In our name, the Bush administration, with near unanimity from Congress, not only attacked Afghanistan but arrogated to itself and its allies the right to rain down military force anywhere and anytime. The brutal repercussions have been felt from the Philippines to Palestine, where Israeli tanks and bulldozers have left a terrible trail of death and destruction. The government now openly prepares to wage all-out war on Iraq — a country which has no connection to the horror of September 11. What kind of world will this become if the U.S. government has a blank check to drop commandos, assassins, and bombs wherever it wants?

In our name, within the U.S., the government has created two classes of people: those to whom the basic rights of the U.S. legal system are at least promised, and those who now seem to have no rights at all. The government rounded up over 1,000 immigrants and detained them in secret and indefinitely. Hundreds have been deported and hundreds of others still languish today in prison. This smacks of the infamous concentration camps for Japanese-Americans in World War 2. For the first time in decades, immigration procedures single out certain nationalities for unequal treatment.

In our name, the government has brought down a pall of repression over society. The President’s spokesperson warns people to “watch what they say” Dissident artists, intellectuals, and professors find their views distorted, attacked, and suppressed. The so-called Patriot Act — along with a host of similar measures on the state level — gives police sweeping new powers of search and seizure, supervised if at all by secret proceedings before secret courts.

In our name, the executive has steadily usurped the roles and functions of the other branches of government. Military tribunals with lax rules of evidence and no right to appeal to the regular courts are put in place by executive order. Groups are declared “terrorist” at the stroke of a presidential pen.

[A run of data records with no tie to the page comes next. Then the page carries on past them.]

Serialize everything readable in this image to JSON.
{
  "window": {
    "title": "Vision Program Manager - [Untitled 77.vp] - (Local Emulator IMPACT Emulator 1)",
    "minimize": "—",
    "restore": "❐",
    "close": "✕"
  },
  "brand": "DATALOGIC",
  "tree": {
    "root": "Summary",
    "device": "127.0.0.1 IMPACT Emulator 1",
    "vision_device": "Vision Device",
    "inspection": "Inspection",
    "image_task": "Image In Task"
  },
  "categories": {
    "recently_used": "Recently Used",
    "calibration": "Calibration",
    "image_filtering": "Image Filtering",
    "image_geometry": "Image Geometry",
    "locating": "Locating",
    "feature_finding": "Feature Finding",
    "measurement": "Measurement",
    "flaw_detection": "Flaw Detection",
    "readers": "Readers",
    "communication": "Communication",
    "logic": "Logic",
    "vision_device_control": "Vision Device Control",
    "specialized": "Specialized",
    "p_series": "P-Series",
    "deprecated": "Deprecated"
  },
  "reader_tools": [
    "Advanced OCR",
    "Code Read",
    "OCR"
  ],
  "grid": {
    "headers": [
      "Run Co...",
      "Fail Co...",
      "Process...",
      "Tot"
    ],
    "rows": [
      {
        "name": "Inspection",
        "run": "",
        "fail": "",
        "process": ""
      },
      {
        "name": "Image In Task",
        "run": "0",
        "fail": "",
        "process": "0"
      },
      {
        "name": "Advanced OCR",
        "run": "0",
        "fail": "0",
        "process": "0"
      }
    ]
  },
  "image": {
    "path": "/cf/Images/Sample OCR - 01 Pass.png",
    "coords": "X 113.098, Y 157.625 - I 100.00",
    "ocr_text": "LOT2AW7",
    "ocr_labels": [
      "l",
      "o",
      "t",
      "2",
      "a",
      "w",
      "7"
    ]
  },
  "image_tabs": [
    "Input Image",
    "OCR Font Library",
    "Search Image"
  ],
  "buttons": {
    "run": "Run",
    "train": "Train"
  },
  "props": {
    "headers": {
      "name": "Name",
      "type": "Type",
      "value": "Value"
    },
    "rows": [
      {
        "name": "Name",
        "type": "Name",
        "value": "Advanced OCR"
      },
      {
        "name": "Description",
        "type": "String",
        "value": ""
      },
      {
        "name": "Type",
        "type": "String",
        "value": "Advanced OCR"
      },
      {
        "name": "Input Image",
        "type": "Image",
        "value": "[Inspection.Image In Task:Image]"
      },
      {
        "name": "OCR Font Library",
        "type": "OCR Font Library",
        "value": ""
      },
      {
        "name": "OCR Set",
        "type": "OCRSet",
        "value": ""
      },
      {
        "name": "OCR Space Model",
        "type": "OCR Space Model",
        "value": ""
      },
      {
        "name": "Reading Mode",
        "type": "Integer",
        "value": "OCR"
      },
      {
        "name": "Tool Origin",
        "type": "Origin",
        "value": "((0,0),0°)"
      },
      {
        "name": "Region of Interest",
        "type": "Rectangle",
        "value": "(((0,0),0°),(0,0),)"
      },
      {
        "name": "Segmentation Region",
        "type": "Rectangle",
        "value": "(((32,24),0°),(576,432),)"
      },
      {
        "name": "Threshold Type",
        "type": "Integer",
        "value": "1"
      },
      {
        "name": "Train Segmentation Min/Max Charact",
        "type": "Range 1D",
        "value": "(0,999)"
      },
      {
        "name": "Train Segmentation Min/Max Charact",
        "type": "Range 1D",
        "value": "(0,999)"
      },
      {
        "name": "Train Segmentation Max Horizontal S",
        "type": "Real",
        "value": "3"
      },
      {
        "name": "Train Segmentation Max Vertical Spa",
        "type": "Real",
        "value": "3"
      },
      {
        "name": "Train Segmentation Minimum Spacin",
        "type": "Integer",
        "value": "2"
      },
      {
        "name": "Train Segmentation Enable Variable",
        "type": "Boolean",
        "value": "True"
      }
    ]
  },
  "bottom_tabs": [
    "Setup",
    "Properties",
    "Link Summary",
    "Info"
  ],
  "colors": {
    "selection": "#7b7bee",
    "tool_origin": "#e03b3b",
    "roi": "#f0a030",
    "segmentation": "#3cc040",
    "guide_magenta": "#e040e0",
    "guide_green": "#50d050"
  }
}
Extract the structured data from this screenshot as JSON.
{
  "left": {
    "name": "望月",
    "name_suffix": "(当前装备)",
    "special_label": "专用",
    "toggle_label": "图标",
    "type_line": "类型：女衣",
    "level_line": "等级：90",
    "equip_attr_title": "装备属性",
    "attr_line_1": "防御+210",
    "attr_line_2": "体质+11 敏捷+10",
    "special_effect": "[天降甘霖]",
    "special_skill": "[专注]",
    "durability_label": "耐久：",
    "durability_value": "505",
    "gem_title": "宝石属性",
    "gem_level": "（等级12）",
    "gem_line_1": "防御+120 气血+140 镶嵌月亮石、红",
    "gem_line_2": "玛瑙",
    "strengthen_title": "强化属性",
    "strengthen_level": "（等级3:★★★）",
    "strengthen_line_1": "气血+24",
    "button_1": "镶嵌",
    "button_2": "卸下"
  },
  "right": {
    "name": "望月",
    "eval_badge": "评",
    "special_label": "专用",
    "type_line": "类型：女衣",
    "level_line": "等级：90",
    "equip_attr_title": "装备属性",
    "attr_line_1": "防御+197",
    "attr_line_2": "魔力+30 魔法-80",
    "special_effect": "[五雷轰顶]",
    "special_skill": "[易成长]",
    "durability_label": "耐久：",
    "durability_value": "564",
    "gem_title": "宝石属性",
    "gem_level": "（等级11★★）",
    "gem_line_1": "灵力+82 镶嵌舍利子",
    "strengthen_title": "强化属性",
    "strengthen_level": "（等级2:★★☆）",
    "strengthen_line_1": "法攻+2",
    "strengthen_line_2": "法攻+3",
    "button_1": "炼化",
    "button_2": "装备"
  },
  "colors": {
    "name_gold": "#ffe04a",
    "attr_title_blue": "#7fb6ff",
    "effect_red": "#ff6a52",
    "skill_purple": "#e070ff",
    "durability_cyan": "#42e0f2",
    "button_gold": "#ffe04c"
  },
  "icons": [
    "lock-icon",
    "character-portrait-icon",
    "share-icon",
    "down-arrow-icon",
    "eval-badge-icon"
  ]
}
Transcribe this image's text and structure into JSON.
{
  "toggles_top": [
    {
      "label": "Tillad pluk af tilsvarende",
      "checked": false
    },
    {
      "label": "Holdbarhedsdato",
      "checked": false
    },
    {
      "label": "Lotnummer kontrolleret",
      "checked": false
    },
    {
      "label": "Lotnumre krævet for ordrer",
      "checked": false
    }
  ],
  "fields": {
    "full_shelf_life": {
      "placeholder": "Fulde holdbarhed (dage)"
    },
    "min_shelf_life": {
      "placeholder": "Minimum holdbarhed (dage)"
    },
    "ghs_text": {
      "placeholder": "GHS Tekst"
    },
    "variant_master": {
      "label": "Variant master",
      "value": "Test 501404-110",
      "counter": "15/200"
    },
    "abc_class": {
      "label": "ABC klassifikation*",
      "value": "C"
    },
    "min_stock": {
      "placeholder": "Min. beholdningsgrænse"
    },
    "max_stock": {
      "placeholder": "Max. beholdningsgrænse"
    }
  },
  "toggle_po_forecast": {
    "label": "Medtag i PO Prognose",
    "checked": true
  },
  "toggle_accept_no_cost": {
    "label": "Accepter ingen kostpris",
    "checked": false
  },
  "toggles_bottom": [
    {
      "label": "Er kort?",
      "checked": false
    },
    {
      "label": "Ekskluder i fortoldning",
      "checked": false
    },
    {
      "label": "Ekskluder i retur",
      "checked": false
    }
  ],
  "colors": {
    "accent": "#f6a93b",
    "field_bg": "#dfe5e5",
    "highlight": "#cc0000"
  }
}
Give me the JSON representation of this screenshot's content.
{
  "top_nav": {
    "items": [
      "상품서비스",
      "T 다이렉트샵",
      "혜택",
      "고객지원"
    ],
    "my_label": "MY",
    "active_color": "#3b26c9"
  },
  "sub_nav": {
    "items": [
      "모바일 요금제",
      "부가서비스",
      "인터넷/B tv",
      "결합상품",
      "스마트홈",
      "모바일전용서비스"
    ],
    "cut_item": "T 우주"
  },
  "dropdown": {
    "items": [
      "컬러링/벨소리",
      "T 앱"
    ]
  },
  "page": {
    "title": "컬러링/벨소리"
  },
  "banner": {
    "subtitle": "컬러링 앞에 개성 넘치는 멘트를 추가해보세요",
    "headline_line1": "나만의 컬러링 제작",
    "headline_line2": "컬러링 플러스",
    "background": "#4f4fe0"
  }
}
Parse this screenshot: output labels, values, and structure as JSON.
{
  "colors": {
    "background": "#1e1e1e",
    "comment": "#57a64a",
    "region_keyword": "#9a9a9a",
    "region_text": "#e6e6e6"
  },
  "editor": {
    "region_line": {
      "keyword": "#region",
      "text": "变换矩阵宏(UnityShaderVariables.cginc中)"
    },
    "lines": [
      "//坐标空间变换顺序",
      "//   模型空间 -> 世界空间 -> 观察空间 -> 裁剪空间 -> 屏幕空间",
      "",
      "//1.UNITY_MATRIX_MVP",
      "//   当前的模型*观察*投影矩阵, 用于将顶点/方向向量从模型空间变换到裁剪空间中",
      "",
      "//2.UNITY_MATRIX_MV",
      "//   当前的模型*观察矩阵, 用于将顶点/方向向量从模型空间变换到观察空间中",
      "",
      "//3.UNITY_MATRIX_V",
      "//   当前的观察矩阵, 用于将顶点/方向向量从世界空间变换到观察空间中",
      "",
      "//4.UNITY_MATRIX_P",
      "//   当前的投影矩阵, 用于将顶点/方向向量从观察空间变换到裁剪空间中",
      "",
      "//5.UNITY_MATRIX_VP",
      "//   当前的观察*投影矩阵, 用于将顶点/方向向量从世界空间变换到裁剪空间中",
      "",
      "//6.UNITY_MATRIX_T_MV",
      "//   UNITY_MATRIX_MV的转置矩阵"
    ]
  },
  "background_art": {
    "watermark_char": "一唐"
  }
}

We must take the highest officers of the land seriously when they talk of a war that will last a generation and when they speak of a new domestic order. We are confronting a new openly imperial policy towards the world and a domestic policy that manufactures and manipulates fear to curtail rights.

There is a deadly trajectory to the events of the past months that must be seen for what it is and resisted. Too many times in history people have waited until it was too late to resist.

President Bush has declared: “you’re either with us or against us” Here is our answer: We refuse to allow you to speak for all the American people. We will not give up our right to question. We will not hand over our consciences in return for a hollow promise of safety. We say NOT IN OUR NAME. We refuse to be party to these wars and we repudiate any inference that they are being waged in our name or for our welfare. We extend a hand to those around the world suffering from these policies; we will show our solidarity in wor
d and deed.

We who sign this statement call on all Americans to join together to rise to this challenge. We applaud and support the questioning and protest now going on, even as we recognize the need for much, much more to actually stop this juggernaut. We draw inspiration from the Israeli reservists who, at great personal risk, declare “there IS a limit” and refuse to serve in the occupation of the West Bank and Gaza.

We also draw on the many examples of resistance and conscience from the past of the United States: from those who fought slavery with rebellions and the underground railroad, to those who defied the Vietnam war by refusing orders, resisting the draft, and standing in solidarity with resisters.

Let us not allow the watching world today to despair of our silence and our failure to act. Instead, let the world hear our pledge: we will resist the machinery of war and repression and rally others to do everything possible to stop it.